Booz

Booz a posé sur le flanc un paquet de céréales et construit sur ce premier promontoire une pyramide aztèque en morceaux de sucre.
Il a disposé tout autour : des couteaux, des fourchettes.
— Vous allez bien, les enfants ? demande la mère des deux frères.
Laisse-nous travailler, maman, demande gravement Booz, sans lever les yeux de son ouvrage politique.
Mooz tape du pied par terre et, par la grâce de son large fessier, fait grincer sa chaise en cadence.
— Pourquoi essaient-ils d’entrer ? demande Booz.

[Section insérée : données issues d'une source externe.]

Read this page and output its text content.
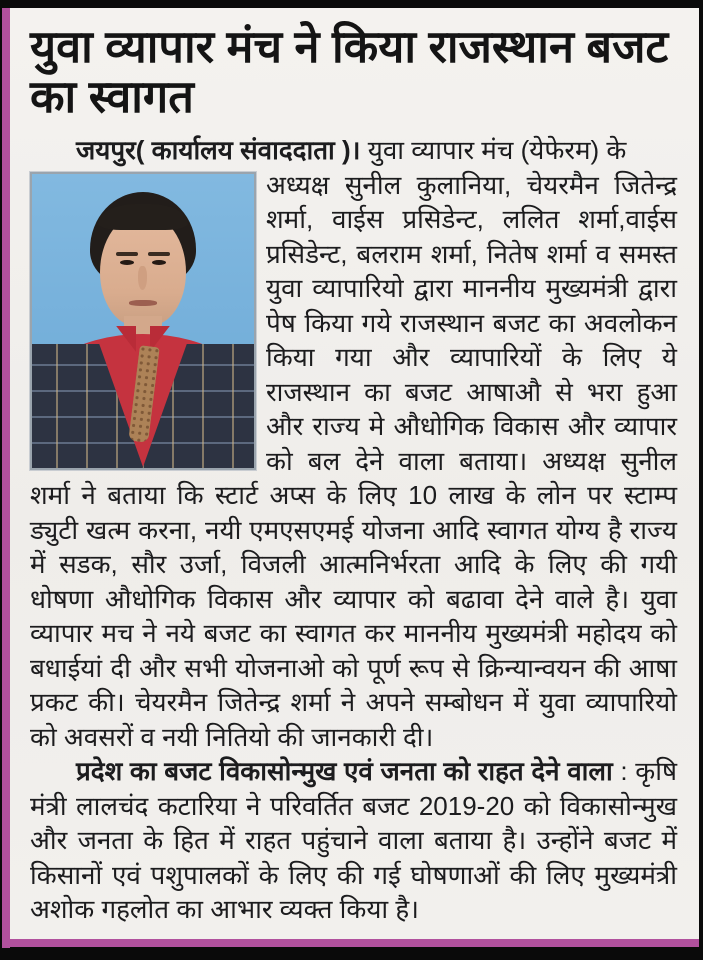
युवा व्यापार मंच ने किया राजस्थान बजट का स्वागत
जयपुर( कार्यालय संवाददाता )। युवा व्यापार मंच (येफेरम) के
अध्यक्ष सुनील कुलानिया, चेयरमैन जितेन्द्र शर्मा, वाईस प्रसिडेन्ट, ललित शर्मा,वाईस प्रसिडेन्ट, बलराम शर्मा, नितेष शर्मा व समस्त युवा व्यापारियो द्वारा माननीय मुख्यमंत्री द्वारा पेष किया गये राजस्थान बजट का अवलोकन किया गया और व्यापारियों के लिए ये राजस्थान का बजट आषाऔ से भरा हुआ और राज्य मे औधोगिक विकास और व्यापार को बल देने वाला बताया। अध्यक्ष सुनील शर्मा ने बताया कि स्टार्ट अप्स के लिए 10 लाख के लोन पर स्टाम्प ड्युटी खत्म करना, नयी एमएसएमई योजना आदि स्वागत योग्य है राज्य में सडक, सौर उर्जा, विजली आत्मनिर्भरता आदि के लिए की गयी धोषणा औधोगिक विकास और व्यापार को बढावा देने वाले है। युवा व्यापार मच ने नये बजट का स्वागत कर माननीय मुख्यमंत्री महोदय को बधाईयां दी और सभी योजनाओ को पूर्ण रूप से क्रिन्यान्वयन की आषा प्रकट की। चेयरमैन जितेन्द्र शर्मा ने अपने सम्बोधन में युवा व्यापारियो को अवसरों व नयी नितियो की जानकारी दी।
प्रदेश का बजट विकासोन्मुख एवं जनता को राहत देने वाला : कृषि मंत्री लालचंद कटारिया ने परिवर्तित बजट 2019-20 को विकासोन्मुख और जनता के हित में राहत पहुंचाने वाला बताया है। उन्होंने बजट में किसानों एवं पशुपालकों के लिए की गई घोषणाओं की लिए मुख्यमंत्री अशोक गहलोत का आभार व्यक्त किया है।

Booz prend un couteau et cisaille un côté du paquet. Des céréales se répandent sur la table. Booz enfile le couteau dans la fente.
— Le RER, dit Booz. Pour entrer dans la pyramide, ils passent par en dessous. Ils investissent les tunnels, les trous. Infiltrés.
Booz crève le dessus du paquet. Des morceaux de sucre dégringolent.
Avec un doigt, Booz ramène de son côté un morceau. Puis deux.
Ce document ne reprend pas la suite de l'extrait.